CREATE TABLE `users` (
  `id` int(11) NOT NULL AUTO_INCREMENT,
  `time_date` datetime NOT NULL,
  `time_timestamp` timestamp NOT NULL DEFAULT CURRENT_TIMESTAMP ON UPDATE CURRENT_TIMESTAMP,
  `time_long` bigint(20) NOT NULL,
  PRIMARY KEY (`id`),
  KEY `time_long` (`time_long`),
  KEY `time_timestamp` (`time_timestamp`),
  KEY `time_date` (`time_date`)
) ENGINE=InnoDB AUTO_INCREMENT=500003 DEFAULT CHARSET=latin1;

The corresponding Java entity class defines matching fields:

public class Users {
    private Long id;
    private Date timeDate;          // datetime
    private Timestamp timeTimestamp; // timestamp
    private long timeLong;           // bigint
}

A MyBatis mapper interface provides an INSERT method:

@Mapper
public interface UsersMapper {
    @Insert("insert into users(time_date, time_timestamp, time_long) value(#{timeDate}, #{timeTimestamp}, #{timeLong})")
    @Options(useGeneratedKeys = true, keyProperty = "id", keyColumn = "id")
    int saveUsers(Users users);
}

A test class inserts 500,000 rows, each with the current system time converted to the three column types.

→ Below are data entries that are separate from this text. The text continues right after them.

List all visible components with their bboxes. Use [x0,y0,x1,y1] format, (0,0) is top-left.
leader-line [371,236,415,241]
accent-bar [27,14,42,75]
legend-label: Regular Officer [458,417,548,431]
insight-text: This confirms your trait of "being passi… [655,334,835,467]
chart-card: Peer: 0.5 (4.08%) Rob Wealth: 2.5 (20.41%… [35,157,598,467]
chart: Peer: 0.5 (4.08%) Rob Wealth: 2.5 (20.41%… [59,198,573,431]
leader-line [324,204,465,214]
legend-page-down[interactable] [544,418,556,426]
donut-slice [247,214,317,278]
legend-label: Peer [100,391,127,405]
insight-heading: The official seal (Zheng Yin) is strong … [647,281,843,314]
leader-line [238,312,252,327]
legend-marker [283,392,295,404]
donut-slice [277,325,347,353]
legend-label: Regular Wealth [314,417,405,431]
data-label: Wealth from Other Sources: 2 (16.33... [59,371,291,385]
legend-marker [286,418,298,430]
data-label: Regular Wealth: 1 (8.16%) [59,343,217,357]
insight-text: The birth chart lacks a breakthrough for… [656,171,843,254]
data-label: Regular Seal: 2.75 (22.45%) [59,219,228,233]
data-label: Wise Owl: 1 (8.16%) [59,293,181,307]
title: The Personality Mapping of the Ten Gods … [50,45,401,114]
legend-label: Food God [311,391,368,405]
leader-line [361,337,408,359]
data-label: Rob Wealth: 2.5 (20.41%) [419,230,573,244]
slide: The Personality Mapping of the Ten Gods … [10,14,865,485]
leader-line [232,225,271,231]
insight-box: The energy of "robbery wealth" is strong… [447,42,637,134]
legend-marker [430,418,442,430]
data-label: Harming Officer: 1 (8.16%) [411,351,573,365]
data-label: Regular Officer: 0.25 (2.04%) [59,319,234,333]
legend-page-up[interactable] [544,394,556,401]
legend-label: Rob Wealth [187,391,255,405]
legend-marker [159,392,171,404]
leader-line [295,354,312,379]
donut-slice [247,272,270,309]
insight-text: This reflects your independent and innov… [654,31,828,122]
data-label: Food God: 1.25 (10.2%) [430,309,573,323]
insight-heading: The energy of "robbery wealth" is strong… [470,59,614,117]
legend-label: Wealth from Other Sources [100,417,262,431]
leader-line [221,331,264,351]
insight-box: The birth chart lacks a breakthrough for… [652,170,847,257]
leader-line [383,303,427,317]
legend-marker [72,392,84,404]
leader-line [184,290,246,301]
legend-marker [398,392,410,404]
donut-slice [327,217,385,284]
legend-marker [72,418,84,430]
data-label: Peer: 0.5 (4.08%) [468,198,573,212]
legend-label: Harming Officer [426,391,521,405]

public class UsersMapperTest extends BaseTest {
    @Resource
    private UsersMapper usersMapper;

    @Test
    public void test() {
        for (int i = 0; i < 500000; i++) {
            long time = System.currentTimeMillis();
            usersMapper.saveUsers(Users.builder()
                .timeDate(new Date(time))
                .timeLong(time)
                .timeTimestamp(new Timestamp(time))
                .build());
        }
    }
}

SQL Query Speed Test (Range Queries)

datetime range query took 0.171 s

timestamp range query took 0.351 s

bigint range query took 0.130 s

Conclusion: In InnoDB, range queries perform best with bigint , followed by datetime , then timestamp .

SQL Group By Speed Test

Group by datetime took 0.176 s

Group by timestamp took 0.173 s

Conclusion: Grouping by timestamp is slightly faster than datetime , but the difference is minimal.

SQL Order By Speed Test

Order by datetime took 1.038 s

Order by timestamp took 0.933 s

Order by bigint took 0.775 s

Conclusion: Sorting performance ranks as bigint > timestamp > datetime under InnoDB.

Summary

If time fields need frequent operations such as range queries or sorting, bigint is recommended. If the time field is only stored without manipulation, timestamp saves space (4 bytes) but is limited to dates before 2038.